Of course Jesus did indeed call on people to forego worldly riches on occasion, though only when an obstacle to spiritual growth. Still, I do not think that spiritualizing perfectly down-to-earth utterances is a proper hermeneutic. Rather, the “Law of Attraction” itself implies a duality of destinies, paths either up or down, virtuous or vicious circles. Not only does success breed success, but failure begets failure. This duality is found back, equally, in the salvation doctrines of probably all world religions (though it may be a somewhat simplistic framework within which to interpret the soteriology of Buddhism or some nature-religions, paganism, Shamanism and so forth, which also suggests it may have a lot to do with the role of institutionalized religions in legitimizing the established social order).

This “either-or” of destiny implies that there are two communities and two poles to which individuals gravitate – a pole of success and a pole of failure.
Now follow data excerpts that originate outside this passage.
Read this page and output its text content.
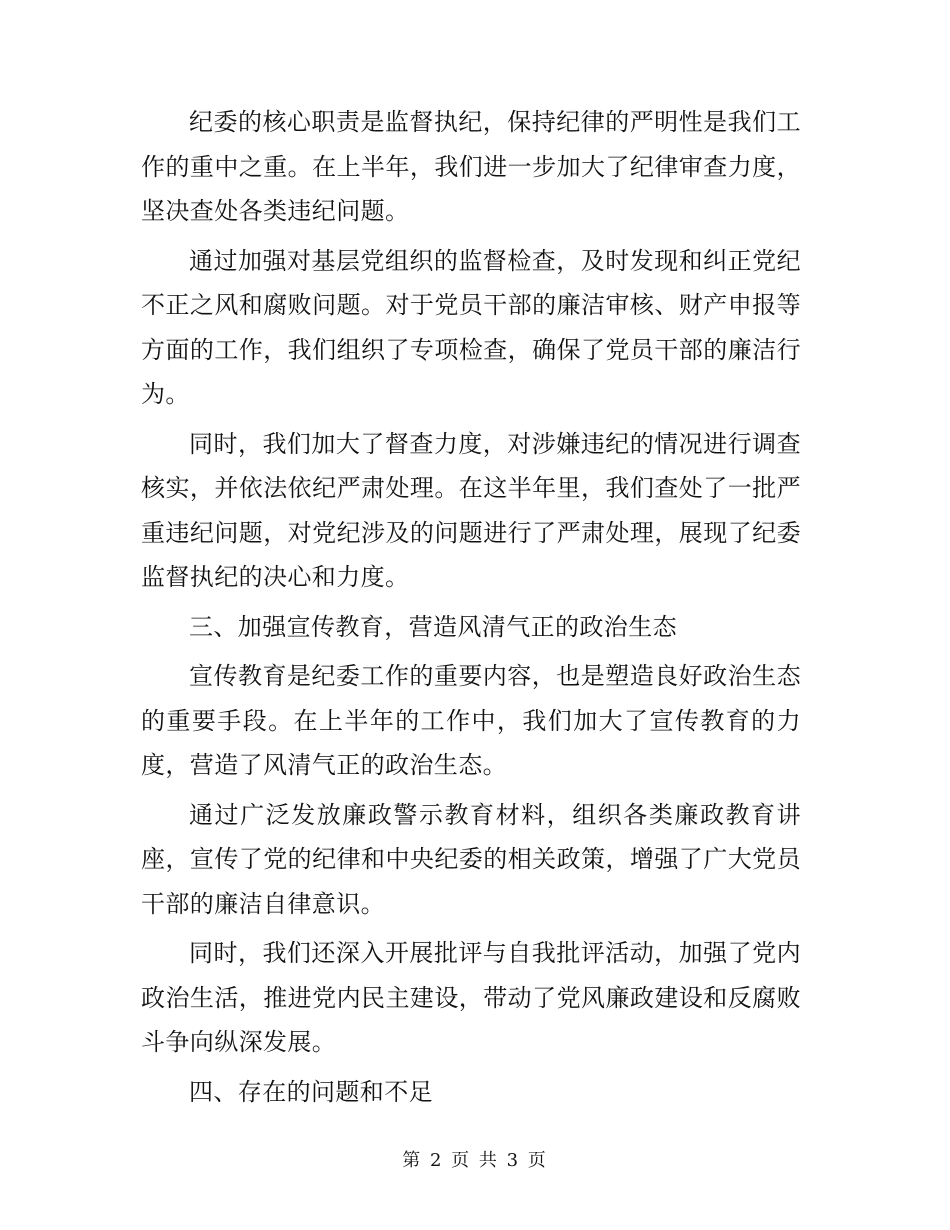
纪委的核心职责是监督执纪，保持纪律的严明性是我们工作的重中之重。在上半年，我们进一步加大了纪律审查力度，坚决查处各类违纪问题。

通过加强对基层党组织的监督检查，及时发现和纠正党纪不正之风和腐败问题。对于党员干部的廉洁审核、财产申报等方面的工作，我们组织了专项检查，确保了党员干部的廉洁行为。

同时，我们加大了督查力度，对涉嫌违纪的情况进行调查核实，并依法依纪严肃处理。在这半年里，我们查处了一批严重违纪问题，对党纪涉及的问题进行了严肃处理，展现了纪委监督执纪的决心和力度。

三、加强宣传教育，营造风清气正的政治生态

宣传教育是纪委工作的重要内容，也是塑造良好政治生态的重要手段。在上半年的工作中，我们加大了宣传教育的力度，营造了风清气正的政治生态。

通过广泛发放廉政警示教育材料，组织各类廉政教育讲座，宣传了党的纪律和中央纪委的相关政策，增强了广大党员干部的廉洁自律意识。

同时，我们还深入开展批评与自我批评活动，加强了党内政治生活，推进党内民主建设，带动了党风廉政建设和反腐败斗争向纵深发展。

四、存在的问题和不足

第 2 页 共 3 页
Strictly speaking, there is a “Law of Attraction” at work at both ends; and the closer you are to one, the more difficult to break out of its gravitational field into that of the other. Between the two, though, there is also a “Law of Repulsion”. Individuals gravitating towards the upper pole find themselves spending more time with others who are on the same path, and separate out from them by a process of reverse osmosis. This process is analogous to the processes of self-organization giving rise to order in the cosmos notwithstanding the tendency to entropy expressed by the second law of thermodynamics. On the side of those to whom fate has been less lucky, who are in the vast majority, envy and anger develop and are directed towards those more fortunate. For this reason, prophets, even if they seed a new level of consciousness in the human spirit, are almost always martyrs.